El mundo, y especialmente Europa, ha respondido de forma casi unánime y muy contundente en contra de la locura de Vladímir Putin. Ciertamente, no había para menos. Putin es un sátrapa. Pero no ha ocurrido sólo en el plano de la geopolítica. La gente, los ciudadanos del mundo, los seres humanos, que tienen los mismos sueños y aspiraciones en todo el planeta, han respondido con más rabia e indignación que nunca. La humanidad ha estado sometida durante dos años a las muertes y restricciones de la pandemia, a un mundo que se ha alejado de lo que era. Y ya no era perfecto. Pero es como si en estos dos años, a diferencia del nacionalismo que ha cerrado los países en sí mismos, con el retorno a las fronteras como absurda arma de defensa contra un virus, los homo sapiens se hayan dado cuenta más que nunca de su condición. La enfermedad nos ha igualado a todos. Nos ha hecho conscientes de que somos una colectividad frágil que sólo sobrevive si coopera. Que si no es todo el mundo el que funciona, no va a funcionar lo que tenemos en casa. Y la respuesta ha sido: mire, señor Putin, ya lo hemos pasado lo suficientemente mal como para que ahora nos venga con una guerra.

No sé si por primera vez en la historia de las guerras y los exilios que se ha repetido como una condena, hay un deseo superior que es una demanda de paz y salud universal y un rechazo, por fin, a las ideas fascistas

Estamos en un momento decisivo. Pero, sin embargo, esperanzador. Porque el mundo ha dicho que no quiere dictadores locos. Y la suerte de Putin será decisiva para frenar a todos los demás aprendices de autócratas, a todos los dirigentes ultras del mundo, incluido Donald Trump.

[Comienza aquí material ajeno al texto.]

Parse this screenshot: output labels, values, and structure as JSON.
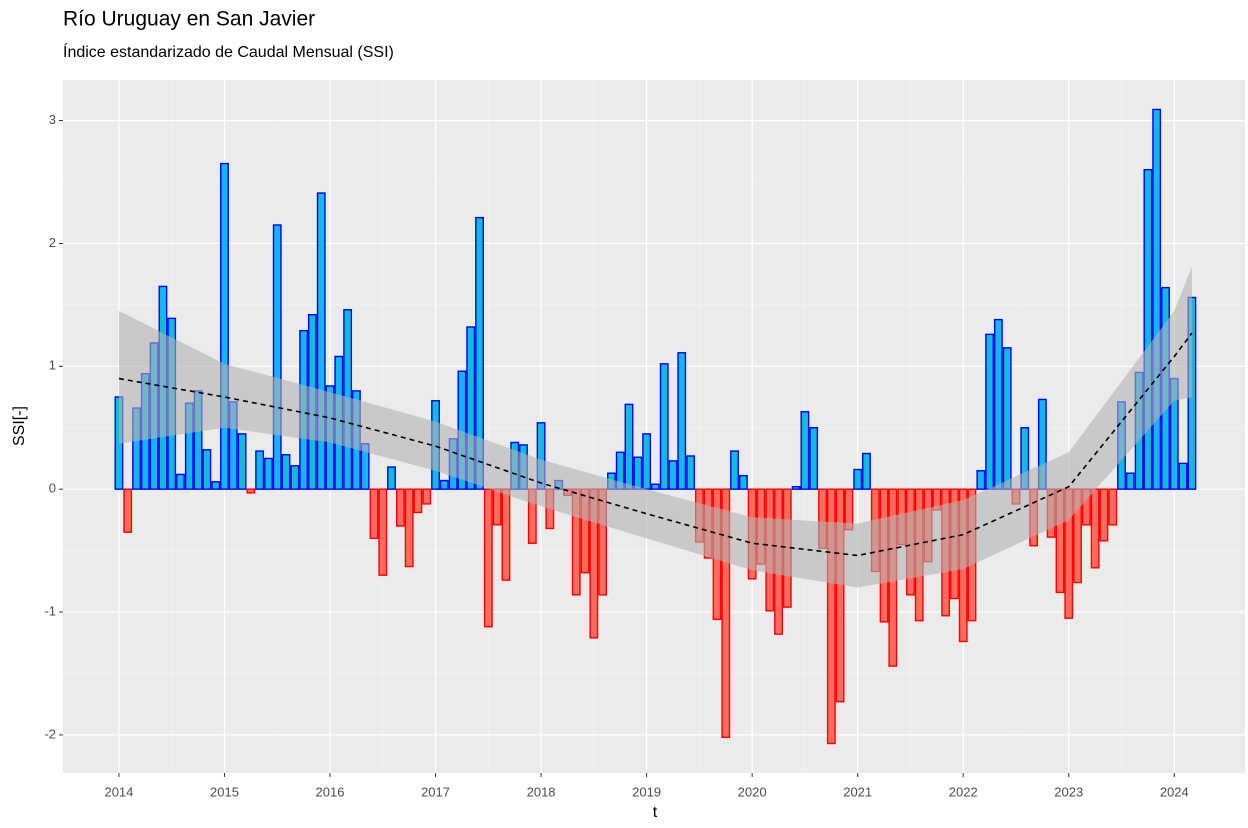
{
  "chart_data": {
    "type": "bar",
    "title": "Río Uruguay en San Javier",
    "subtitle": "Índice estandarizado de Caudal Mensual (SSI)",
    "x_label": "t",
    "y_label": "SSI[-]",
    "x": [
      2014,
      2014.083,
      2014.167,
      2014.25,
      2014.333,
      2014.417,
      2014.5,
      2014.583,
      2014.667,
      2014.75,
      2014.833,
      2014.917,
      2015,
      2015.083,
      2015.167,
      2015.25,
      2015.333,
      2015.417,
      2015.5,
      2015.583,
      2015.667,
      2015.75,
      2015.833,
      2015.917,
      2016,
      2016.083,
      2016.167,
      2016.25,
      2016.333,
      2016.417,
      2016.5,
      2016.583,
      2016.667,
      2016.75,
      2016.833,
      2016.917,
      2017,
      2017.083,
      2017.167,
      2017.25,
      2017.333,
      2017.417,
      2017.5,
      2017.583,
      2017.667,
      2017.75,
      2017.833,
      2017.917,
      2018,
      2018.083,
      2018.167,
      2018.25,
      2018.333,
      2018.417,
      2018.5,
      2018.583,
      2018.667,
      2018.75,
      2018.833,
      2018.917,
      2019,
      2019.083,
      2019.167,
      2019.25,
      2019.333,
      2019.417,
      2019.5,
      2019.583,
      2019.667,
      2019.75,
      2019.833,
      2019.917,
      2020,
      2020.083,
      2020.167,
      2020.25,
      2020.333,
      2020.417,
      2020.5,
      2020.583,
      2020.667,
      2020.75,
      2020.833,
      2020.917,
      2021,
      2021.083,
      2021.167,
      2021.25,
      2021.333,
      2021.417,
      2021.5,
      2021.583,
      2021.667,
      2021.75,
      2021.833,
      2021.917,
      2022,
      2022.083,
      2022.167,
      2022.25,
      2022.333,
      2022.417,
      2022.5,
      2022.583,
      2022.667,
      2022.75,
      2022.833,
      2022.917,
      2023,
      2023.083,
      2023.167,
      2023.25,
      2023.333,
      2023.417,
      2023.5,
      2023.583,
      2023.667,
      2023.75,
      2023.833,
      2023.917,
      2024,
      2024.083,
      2024.167
    ],
    "values": [
      0.75,
      -0.35,
      0.66,
      0.94,
      1.19,
      1.65,
      1.39,
      0.12,
      0.7,
      0.8,
      0.32,
      0.06,
      2.65,
      0.71,
      0.45,
      -0.03,
      0.31,
      0.25,
      2.15,
      0.28,
      0.19,
      1.29,
      1.42,
      2.41,
      0.84,
      1.08,
      1.46,
      0.8,
      0.37,
      -0.4,
      -0.7,
      0.18,
      -0.3,
      -0.63,
      -0.19,
      -0.12,
      0.72,
      0.07,
      0.41,
      0.96,
      1.32,
      2.21,
      -1.12,
      -0.29,
      -0.74,
      0.38,
      0.36,
      -0.44,
      0.54,
      -0.32,
      0.07,
      -0.05,
      -0.86,
      -0.68,
      -1.21,
      -0.86,
      0.13,
      0.3,
      0.69,
      0.26,
      0.45,
      0.04,
      1.02,
      0.23,
      1.11,
      0.27,
      -0.43,
      -0.56,
      -1.06,
      -2.02,
      0.31,
      0.11,
      -0.73,
      -0.61,
      -0.99,
      -1.18,
      -0.96,
      0.02,
      0.63,
      0.5,
      -0.48,
      -2.07,
      -1.73,
      -0.33,
      0.16,
      0.29,
      -0.67,
      -1.08,
      -1.44,
      -0.45,
      -0.86,
      -1.07,
      -0.59,
      -0.17,
      -1.03,
      -0.89,
      -1.24,
      -1.07,
      0.15,
      1.26,
      1.38,
      1.15,
      -0.12,
      0.5,
      -0.46,
      0.73,
      -0.39,
      -0.84,
      -1.05,
      -0.76,
      -0.29,
      -0.64,
      -0.42,
      -0.29,
      0.71,
      0.13,
      0.95,
      2.6,
      3.09,
      1.64,
      0.9,
      0.21,
      1.56
    ],
    "bar_colors": {
      "positive": {
        "fill": "#12b9e3",
        "stroke": "#0000ff"
      },
      "negative": {
        "fill": "#ff6b5e",
        "stroke": "#ff0000"
      }
    },
    "trend": {
      "x": [
        2014,
        2015,
        2016,
        2017,
        2018,
        2019,
        2020,
        2021,
        2022,
        2023,
        2024,
        2024.167
      ],
      "values": [
        0.9,
        0.75,
        0.58,
        0.35,
        0.05,
        -0.2,
        -0.44,
        -0.54,
        -0.37,
        0.02,
        1.08,
        1.27
      ],
      "lower": [
        0.37,
        0.5,
        0.38,
        0.15,
        -0.14,
        -0.4,
        -0.66,
        -0.8,
        -0.65,
        -0.25,
        0.72,
        0.75
      ],
      "upper": [
        1.45,
        1.02,
        0.79,
        0.55,
        0.24,
        0.0,
        -0.23,
        -0.28,
        -0.09,
        0.3,
        1.45,
        1.81
      ],
      "color": "#000000",
      "band_color": "#b3b3b3"
    },
    "xlim": [
      2013.47,
      2024.67
    ],
    "xticks": [
      2014,
      2015,
      2016,
      2017,
      2018,
      2019,
      2020,
      2021,
      2022,
      2023,
      2024
    ],
    "ylim": [
      -2.31,
      3.33
    ],
    "yticks": [
      -2,
      -1,
      0,
      1,
      2,
      3
    ],
    "grid": true
  }
}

Porque ya hemos visto cómo termina la cosa. Con Trump y con Putin. Porque ésta no es una guerra entre Rusia y Ucrania. Ni entre Rusia y la OTAN. Ni entre Rusia y Europa. Es una guerra entre dictadura y democracia, entre violencia y paz. Aunque los aprendices de Putin quieran situarse en una liga diferente, el líder ruso tiene unos referentes en Europa. Que se han dado cuenta de que están perdiendo. Matteo Salvini ha borrado las fotos con camisetas de Putin. Y Vox hace equilibrios criticando a Putin y situándose junto a Viktor Orbán y Mateusz Morawiecki. Hungría y Polonia defienden una Europa de “naciones soberanas”, que significa con fronteras y nacionalismos, lejos del proyecto de construcción de una UE basada en la democracia, la libertad y el progreso. Justo lo que Putin detesta. Pero han sido lo suficientemente ágiles como para distanciarse.

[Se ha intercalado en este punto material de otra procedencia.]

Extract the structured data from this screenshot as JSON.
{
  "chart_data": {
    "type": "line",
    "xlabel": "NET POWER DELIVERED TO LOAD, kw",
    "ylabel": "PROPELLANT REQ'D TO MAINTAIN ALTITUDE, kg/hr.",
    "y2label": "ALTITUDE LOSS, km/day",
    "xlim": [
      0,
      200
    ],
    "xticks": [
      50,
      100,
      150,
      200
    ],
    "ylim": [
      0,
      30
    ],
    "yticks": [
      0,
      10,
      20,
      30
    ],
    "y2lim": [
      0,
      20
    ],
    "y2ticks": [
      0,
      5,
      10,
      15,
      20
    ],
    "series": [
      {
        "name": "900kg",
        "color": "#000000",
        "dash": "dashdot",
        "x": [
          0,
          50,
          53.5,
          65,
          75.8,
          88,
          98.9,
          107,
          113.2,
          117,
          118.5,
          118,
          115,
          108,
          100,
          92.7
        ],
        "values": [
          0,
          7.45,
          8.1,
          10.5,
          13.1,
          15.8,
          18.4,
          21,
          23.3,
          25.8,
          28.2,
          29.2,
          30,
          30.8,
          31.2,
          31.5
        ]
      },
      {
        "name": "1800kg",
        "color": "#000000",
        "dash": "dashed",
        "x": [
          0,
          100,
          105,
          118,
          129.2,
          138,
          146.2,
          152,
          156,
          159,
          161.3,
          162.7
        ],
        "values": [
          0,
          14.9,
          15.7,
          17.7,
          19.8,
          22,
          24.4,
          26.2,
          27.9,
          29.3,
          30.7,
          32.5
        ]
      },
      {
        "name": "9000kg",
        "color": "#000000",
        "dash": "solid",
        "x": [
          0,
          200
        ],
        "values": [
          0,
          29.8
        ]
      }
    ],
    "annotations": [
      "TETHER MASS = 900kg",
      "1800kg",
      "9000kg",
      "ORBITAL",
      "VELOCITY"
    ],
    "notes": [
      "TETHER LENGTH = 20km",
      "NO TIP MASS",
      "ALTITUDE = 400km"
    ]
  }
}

Es significativo que los ciudadanos polacos hayan sido los primeros en organizarse para acoger a refugiados, antes incluso que las autoridades. Es significativo que se haya decidido aislar a Rusia en todos los ámbitos, también el deportivo. Porque hay mucho en juego. Con arsenales nucleares en manos de locos. Seguramente que con los rusos todo el mundo se atreve porque venimos del imaginario de la URSS. Es verdad que no ha existido esta solidaridad con otros refugiados de otras guerras. Contemporáneas o del pasado, sean sirios, sean republicanos españoles. Es verdad que Europa y los ciudadanos europeos han reaccionado porque no quieren una guerra en su territorio y que las demás guerras quedan muy lejos. Las fronteras cuentan muchas historias. La geopolítica explica por qué a unos sí y a otros no. Es cierto que existen contradicciones en la respuesta europea, especialmente por la dependencia del gas. Pero, no sé si por primera vez en la historia de las guerras y los exilios que se ha repetido como una condena, hay un deseo superior que es una demanda de paz y salud universal y un rechazo, por fin, a las ideas fascistas. La esperanza es una vuelta a un nuevo mundo de ayer, pero mejorado. Un mundo sin virus, ni de los submicroscópicos ni de los que montan a caballo con el torso desnudo. Esto si Putin no acaba de volverse loco y empieza a apretar botones.